Malgré les apparences, Veronique pouvait comprendre le langage commun, et même en certaines occasions, il lui était arrivé de parler pour se faire comprendre quand ses tentatives de converser par les gestes et les sons ne suffisaient pas. Les raisons pour lesquelles elle ne privilégiait pas le verbe à l’acte étaient très simples; l’usage du langage nécessitait une concentration qu’elle ne possédait tout simplement pas. Les vraies terranides, c’est-à-dire les terranides dont le sang n’était pas dilué par celui des hommes, étaient beaucoup plus proches du royaume animal que du royaume humain, et comme les animaux, les mots n’existaient pas vraiment entre eux. Pour Veronique, apprendre à parler correctement prendrait des années, peut-être même une décennie entière, et ceux qui avaient été ses maîtres n’avaient simplement jamais vraiment pris le temps de l’éduquer en ce sens. Puisqu’elle était d’une branche dite « canine » du grand arbre des terranides, le chien en elle était un petit animal très turbulent, excité et facilement distrait, ce que les humains caractériseraient de trouble déficitaire de l’attention sévère, doublé d’hyperactivité.
Donc, oui, Vero comprit ce que lui disait la princesse. Et aussi, elle comprenait que Cirilla n’aimait pas beaucoup l’idée de l’avoir dans les environs. Instinctivement, la terranide se lova contre la princesse, où elle se sentait le plus en sécurité, frottant sa doucement sa tête contre celle d’Alice. C’est alors qu’Alice posa un petit baiser sur sa bouche. Interprétant correctement ce geste comme une marque d’affection, la petite chienne remua rapidement la queue et répondit en imitant Alice, collant sur ses lèvres quelques baisers répétés.
-Eh bien moi, j’en décide autrement, na ! Je suis sûre que Véronique sera ravie d’être avec moi ! N’est-ce pas, ma choupette ?
-Un-hun! Fit la chienne en hochant rapidement de la tête.
Quelque chose lui disait qu’elle aurait de quoi manger si elle suivait docilement la dame.
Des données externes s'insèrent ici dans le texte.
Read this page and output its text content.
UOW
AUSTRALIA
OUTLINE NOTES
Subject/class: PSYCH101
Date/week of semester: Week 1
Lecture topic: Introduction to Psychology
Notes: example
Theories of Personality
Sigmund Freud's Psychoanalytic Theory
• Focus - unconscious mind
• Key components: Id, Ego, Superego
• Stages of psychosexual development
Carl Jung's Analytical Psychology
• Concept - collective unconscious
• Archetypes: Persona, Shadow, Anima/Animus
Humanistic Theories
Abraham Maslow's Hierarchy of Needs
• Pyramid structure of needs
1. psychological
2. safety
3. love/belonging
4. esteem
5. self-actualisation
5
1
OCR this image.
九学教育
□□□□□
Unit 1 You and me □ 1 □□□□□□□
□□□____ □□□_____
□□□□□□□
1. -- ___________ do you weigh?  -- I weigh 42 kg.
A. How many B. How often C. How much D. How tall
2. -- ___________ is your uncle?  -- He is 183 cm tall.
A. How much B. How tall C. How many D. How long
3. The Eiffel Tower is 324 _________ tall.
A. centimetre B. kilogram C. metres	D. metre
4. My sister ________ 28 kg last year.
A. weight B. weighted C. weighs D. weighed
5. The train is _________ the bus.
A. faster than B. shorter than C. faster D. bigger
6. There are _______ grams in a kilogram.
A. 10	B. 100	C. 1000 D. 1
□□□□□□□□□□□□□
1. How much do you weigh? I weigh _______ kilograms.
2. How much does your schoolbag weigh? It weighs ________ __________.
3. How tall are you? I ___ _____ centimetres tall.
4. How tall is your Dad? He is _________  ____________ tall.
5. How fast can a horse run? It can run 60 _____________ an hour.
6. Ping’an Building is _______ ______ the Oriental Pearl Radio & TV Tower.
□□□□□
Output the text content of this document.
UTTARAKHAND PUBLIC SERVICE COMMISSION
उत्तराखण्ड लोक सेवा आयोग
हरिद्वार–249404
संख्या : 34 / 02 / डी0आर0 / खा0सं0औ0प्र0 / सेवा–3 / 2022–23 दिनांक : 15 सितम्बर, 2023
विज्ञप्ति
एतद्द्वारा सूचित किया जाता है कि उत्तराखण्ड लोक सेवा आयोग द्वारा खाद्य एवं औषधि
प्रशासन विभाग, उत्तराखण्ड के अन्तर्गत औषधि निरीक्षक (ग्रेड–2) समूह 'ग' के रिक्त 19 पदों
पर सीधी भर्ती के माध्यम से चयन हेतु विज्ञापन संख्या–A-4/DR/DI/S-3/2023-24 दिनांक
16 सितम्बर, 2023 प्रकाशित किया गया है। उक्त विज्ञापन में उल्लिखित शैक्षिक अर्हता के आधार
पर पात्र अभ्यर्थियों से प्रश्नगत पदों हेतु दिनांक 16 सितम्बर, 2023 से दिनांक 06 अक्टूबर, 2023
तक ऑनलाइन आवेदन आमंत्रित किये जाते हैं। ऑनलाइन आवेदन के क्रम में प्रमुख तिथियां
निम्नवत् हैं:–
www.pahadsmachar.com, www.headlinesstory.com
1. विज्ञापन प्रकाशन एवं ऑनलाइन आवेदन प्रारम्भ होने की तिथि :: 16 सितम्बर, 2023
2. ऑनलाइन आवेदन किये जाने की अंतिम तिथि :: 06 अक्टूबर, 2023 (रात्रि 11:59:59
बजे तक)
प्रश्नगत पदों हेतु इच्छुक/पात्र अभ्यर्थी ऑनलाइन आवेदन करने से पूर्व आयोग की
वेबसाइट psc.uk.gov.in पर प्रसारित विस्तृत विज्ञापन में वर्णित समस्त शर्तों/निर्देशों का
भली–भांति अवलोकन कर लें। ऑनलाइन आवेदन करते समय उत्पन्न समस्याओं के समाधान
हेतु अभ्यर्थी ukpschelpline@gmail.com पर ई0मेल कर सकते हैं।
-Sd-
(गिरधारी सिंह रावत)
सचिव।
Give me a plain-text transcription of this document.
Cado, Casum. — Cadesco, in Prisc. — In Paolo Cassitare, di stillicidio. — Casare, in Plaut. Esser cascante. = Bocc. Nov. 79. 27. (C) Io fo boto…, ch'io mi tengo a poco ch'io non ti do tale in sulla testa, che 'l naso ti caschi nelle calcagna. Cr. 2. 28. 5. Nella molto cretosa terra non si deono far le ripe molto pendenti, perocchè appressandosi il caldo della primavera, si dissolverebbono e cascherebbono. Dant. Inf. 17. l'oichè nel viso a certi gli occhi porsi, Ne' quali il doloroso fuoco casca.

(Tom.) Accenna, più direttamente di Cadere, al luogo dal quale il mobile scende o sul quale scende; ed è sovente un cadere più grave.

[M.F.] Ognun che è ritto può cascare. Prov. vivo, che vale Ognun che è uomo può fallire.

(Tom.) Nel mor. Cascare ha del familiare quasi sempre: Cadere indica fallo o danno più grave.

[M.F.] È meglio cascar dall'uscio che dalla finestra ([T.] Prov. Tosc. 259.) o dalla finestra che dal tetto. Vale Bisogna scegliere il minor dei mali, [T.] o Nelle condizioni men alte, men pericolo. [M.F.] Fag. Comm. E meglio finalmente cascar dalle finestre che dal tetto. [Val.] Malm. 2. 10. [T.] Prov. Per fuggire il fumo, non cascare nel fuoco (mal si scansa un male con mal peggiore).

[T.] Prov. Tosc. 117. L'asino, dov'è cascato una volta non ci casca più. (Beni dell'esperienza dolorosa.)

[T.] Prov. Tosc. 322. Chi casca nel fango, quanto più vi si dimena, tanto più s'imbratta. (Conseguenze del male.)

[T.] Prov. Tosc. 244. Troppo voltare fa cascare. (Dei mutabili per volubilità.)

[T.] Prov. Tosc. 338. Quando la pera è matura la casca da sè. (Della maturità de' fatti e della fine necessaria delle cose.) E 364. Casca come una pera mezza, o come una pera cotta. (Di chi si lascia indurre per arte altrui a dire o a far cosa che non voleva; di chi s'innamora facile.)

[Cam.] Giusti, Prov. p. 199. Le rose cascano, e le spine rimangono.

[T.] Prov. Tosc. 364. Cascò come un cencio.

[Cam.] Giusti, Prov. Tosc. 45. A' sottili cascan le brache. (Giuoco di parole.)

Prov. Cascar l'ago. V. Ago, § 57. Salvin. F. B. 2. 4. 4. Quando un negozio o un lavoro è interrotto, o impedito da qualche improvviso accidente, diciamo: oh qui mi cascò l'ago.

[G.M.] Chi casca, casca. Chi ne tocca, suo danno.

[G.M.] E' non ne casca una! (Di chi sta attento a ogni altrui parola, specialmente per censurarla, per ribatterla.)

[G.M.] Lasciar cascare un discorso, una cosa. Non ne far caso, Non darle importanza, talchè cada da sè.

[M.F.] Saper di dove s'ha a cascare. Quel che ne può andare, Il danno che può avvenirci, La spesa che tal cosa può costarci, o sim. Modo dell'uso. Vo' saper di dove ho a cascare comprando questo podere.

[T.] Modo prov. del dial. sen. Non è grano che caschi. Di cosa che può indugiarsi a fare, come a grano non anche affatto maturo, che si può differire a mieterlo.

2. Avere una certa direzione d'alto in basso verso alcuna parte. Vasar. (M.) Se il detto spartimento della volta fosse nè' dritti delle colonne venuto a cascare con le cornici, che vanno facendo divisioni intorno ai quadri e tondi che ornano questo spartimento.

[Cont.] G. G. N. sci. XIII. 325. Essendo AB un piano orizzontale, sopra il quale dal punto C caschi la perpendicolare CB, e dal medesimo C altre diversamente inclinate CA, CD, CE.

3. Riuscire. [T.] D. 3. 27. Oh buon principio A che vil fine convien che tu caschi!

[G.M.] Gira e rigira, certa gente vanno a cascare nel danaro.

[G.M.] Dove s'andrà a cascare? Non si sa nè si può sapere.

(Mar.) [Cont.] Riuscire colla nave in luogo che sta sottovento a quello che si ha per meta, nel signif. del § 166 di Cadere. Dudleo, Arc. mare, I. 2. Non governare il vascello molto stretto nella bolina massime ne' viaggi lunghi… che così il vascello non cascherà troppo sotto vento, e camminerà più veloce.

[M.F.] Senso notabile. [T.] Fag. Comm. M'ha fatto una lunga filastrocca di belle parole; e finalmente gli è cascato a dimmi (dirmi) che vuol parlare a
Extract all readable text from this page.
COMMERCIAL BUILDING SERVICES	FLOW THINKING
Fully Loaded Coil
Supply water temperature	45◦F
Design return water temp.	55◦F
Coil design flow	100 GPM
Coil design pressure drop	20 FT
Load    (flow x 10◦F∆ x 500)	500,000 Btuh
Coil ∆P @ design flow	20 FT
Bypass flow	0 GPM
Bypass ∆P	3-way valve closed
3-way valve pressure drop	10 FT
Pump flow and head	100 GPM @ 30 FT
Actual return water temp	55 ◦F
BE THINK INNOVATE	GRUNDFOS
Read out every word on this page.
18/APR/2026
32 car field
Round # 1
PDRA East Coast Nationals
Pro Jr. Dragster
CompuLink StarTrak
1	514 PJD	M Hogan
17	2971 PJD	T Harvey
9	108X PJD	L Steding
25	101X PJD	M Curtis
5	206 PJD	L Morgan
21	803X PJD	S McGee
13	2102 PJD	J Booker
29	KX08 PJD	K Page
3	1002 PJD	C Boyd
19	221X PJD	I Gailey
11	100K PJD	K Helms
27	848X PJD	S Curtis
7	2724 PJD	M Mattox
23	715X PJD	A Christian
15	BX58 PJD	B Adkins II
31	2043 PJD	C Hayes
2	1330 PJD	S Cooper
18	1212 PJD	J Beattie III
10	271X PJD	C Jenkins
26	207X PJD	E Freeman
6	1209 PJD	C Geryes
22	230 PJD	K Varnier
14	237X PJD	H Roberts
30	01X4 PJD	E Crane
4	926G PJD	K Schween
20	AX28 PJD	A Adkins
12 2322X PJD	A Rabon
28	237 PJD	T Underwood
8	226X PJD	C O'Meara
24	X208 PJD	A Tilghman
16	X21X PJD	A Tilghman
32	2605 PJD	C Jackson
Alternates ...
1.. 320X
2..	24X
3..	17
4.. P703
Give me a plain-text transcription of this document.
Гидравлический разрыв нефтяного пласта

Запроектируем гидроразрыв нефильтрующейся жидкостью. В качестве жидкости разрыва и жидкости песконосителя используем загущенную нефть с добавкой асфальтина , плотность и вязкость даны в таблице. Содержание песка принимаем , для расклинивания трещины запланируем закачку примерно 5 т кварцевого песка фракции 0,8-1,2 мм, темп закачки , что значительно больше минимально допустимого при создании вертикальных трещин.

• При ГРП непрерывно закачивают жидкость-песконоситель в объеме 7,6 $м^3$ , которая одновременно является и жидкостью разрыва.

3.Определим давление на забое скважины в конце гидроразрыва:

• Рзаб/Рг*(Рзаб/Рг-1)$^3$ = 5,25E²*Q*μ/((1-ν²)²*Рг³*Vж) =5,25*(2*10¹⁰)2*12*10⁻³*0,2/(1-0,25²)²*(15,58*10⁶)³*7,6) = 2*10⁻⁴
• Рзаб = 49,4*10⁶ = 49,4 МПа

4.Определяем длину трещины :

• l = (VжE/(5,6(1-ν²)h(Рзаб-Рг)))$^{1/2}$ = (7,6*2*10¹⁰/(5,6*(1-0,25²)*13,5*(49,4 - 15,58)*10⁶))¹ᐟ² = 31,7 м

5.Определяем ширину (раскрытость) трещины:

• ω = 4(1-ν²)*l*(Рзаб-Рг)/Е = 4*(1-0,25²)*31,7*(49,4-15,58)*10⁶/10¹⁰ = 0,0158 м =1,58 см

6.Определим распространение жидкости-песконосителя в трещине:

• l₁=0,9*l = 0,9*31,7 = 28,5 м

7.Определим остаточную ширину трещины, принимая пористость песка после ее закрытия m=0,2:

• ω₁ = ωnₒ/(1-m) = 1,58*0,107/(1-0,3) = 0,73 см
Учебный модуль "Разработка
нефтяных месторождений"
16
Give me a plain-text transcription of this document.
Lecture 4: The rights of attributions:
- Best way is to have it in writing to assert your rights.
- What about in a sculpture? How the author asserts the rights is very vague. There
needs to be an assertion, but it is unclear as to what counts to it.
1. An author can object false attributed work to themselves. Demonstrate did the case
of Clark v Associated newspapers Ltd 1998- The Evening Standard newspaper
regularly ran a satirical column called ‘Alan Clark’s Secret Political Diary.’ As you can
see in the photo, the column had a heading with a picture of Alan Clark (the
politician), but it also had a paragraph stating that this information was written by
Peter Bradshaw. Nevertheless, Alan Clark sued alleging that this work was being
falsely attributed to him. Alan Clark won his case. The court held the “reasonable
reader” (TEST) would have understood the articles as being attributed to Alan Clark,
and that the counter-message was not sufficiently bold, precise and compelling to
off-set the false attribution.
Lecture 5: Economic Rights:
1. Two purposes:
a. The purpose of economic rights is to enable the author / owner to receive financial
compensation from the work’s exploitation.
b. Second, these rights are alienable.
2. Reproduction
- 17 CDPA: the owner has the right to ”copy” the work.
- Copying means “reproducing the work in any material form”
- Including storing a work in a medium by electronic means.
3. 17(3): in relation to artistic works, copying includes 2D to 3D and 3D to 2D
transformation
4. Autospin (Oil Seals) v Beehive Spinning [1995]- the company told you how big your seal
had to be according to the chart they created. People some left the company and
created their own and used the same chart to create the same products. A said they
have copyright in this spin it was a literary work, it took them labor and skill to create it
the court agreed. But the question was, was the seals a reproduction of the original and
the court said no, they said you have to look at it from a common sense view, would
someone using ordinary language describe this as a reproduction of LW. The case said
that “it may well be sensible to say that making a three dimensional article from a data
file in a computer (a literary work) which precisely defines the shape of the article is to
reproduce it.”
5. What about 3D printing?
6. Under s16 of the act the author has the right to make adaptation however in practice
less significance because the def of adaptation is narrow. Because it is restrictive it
Et puis, Vero ne sentait aucune malice dans ses mots, même si dans les faits même une personne malicieuse pourrait facilement la piéger en jouant un peu la comédie, mais… Bon, ca ne semblait pas être le cas pour Alice.
Sylvandell
-Oooooouh! Fit Vero en se penchant par-dessus la palissade du grand pont de Sylvandell.
La chienne n’avait jamais visité la capitale Sylvandine par le passé, malgré ses errances. Elle se perdait souvent, mais ne s’était jamais retrouvée en ces lieux, donc, elle était fascinée par le grand ravin qui était une fortification naturelle pour la capitale. Toute trépignante d’excitation, la Terranide regardait à droite et à gauche avec beaucoup d’enthousiasme, mais ne quittait pas le côté de la princesse, qui tenait doucement mais fermement sa main griffue. Sur le chemin du retour, la princesse et sa protectrice avaient appris que Veronique était très difficile à surveiller et était facilement distraite par n’importe quoi, et donc il était plus sécuritaire de la garder constamment à portée de main. Comme elle ne luttait pas contre la prise d’Alice, cette dernière n’avait aucun mal à la garder sous sa surveillance.
Cependant, la longue marche semblait avoir épuisé la chienne, qui semblait beaucoup moins portée à pourchasser quoi que ce soit. En fait, elle avait surtout envie de se trouver un petit coin tranquille à l’ombre pour faire une sieste, ou même de manger. Manger, ce serait bien. Les pommes que Cirilla avait emportées avec elle n’avaient tristement pas fait long feu après que la chienne les ait réquisitionnées, surtout qu’elle s’était même montrée très désagréable si la protectrice de la princesse tentait de récupérer son sac. Il lui fallut malheureusement attendre que Veronique se lasse de son butin pour qu’elle le laisse simplement tomber avec le plus grand désintérêt.
Très vite, Veronique cacha son visage contre Alice en apercevant les statues de dragons. Même si elle ne percevait pas de mouvement, elle était horrifiée par l’aspect menaçant des statues. Ce que les humains voyaient comme un calme serein de la puissante créature, n’importe quel terranide voyait dans la stature des statues une bête analysant une proie avant de fondre dessus et la gober. Mais comme tous les artistes ne sont pas des experts en dragon, et que l'art nécessite de changer un peu les règles dans la poursuite de la beauté, pour eux, ce n'était que des dragons en position qui mettait en valeur leur puissance et leur majesté. Rien de rassurant pour une terranide, alors.
-Uuunh… fit-elle, visiblement terrifiée.